The AI era is accelerating. AI is no longer just a data model in a lab. In addition, the industry is constantly exploring the way to implement AI applications. The compound annual growth rate (CAGR) of government, finance, Internet, new retail, new manufacturing, and healthcare industries with AI implementation will exceed 30% in the future three years. As AI is coming, is the underlying network infrastructure that provides key support for AI development already ready?
The algorithm, computing power, and data are the three driving forces for AI development. Today, we have made breakthroughs in the deep learning algorithm. However, algorithm-driven intelligence relies heavily on enormous sample data and high-performance computing capabilities. Revolutionary changes have taken place in storage and computing fields to improve data processing efficiency of AI.
Storage media are evolved from hard disk drives (HDDs) to solid state drives (SSDs) to meet real-time data access requirements, with the media latency reduced by more than 100 times. In terms of computing power, the industry has used GPU servers or even dedicated AI chips, improving data processing capability more than 100 folds.
The network communication latency becomes a bottleneck for further performance improvement. The communication latency is increased from 10% to 60% over the entire storage E2E latency. That is, the storage medium waits for idle communication for more than half of the entire storage access time. Computing has a similar bottleneck. For example, for a voice recognition training, the duration of each iteration task is 650 ms to 700 ms, and the communication latency is 400 ms. The expensive processor also waits for the communication synchronization of model parameters for more than half of the communication time.
So, the answer to the question that whether the underlying network infrastructure that provides key support for AI development is already ready is half sure.
Figure: Network communication becomes a short plank for system performance
New Requirements of RDMA Migration and AI Networks
Replacing TCP/IP with RDMA has been a trend when AI computing and SSD distributed storage pursue ultimate performance. The dedicated InfiniBand network and traditional Ethernet network are two network bearer solutions for RDMA.
Therefore, RDMA must be carried over an open Ethernet network with zero packet loss and high throughput.

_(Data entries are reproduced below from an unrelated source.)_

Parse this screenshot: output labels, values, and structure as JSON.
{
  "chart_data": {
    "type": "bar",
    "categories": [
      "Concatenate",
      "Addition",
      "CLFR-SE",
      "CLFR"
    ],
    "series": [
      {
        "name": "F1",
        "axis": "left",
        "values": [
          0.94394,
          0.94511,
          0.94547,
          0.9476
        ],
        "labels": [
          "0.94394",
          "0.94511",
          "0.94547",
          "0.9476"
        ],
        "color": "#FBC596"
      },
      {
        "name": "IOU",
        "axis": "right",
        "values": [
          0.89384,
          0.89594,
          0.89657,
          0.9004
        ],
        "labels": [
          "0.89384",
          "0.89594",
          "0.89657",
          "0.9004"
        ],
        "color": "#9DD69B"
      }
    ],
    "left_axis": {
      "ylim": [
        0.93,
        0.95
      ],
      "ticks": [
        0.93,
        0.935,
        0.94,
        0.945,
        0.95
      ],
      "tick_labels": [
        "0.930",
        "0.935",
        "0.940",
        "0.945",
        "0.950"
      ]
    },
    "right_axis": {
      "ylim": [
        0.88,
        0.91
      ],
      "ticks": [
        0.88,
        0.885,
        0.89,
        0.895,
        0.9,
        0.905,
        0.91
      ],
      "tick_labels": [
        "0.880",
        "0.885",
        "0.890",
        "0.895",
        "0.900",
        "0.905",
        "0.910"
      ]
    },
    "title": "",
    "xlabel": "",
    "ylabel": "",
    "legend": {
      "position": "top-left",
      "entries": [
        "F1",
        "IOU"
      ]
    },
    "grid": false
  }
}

AI Fabric Practice and Future
AI Fabric Intelligent and Lossless Data Center Network solution won the “Best of Show Award” at Interop Tokyo 2018. AI Fabric has also passed the strict test and verification of EANTC. In all test instances for high-performance computing and distributed storage, AI Fabric achieves high throughput and zero packet loss, shortens the inter-HPC node communication duration by 40% based on network latency optimization, and greatly improves the efficiency of innovative services such as AI training.
Currently, AI Fabric has been applied in the Internet and finance industries. In a retail bank, intelligent congestion scheduling of AI Fabric accelerates network communication. Through a site test, the IOPS performance of the storage cluster is improved by 20% and the performance of a single volume reaches 350,000. AI Fabric accelerates performance of the bank branch cloud and provides users with the same experience as accessing local disks.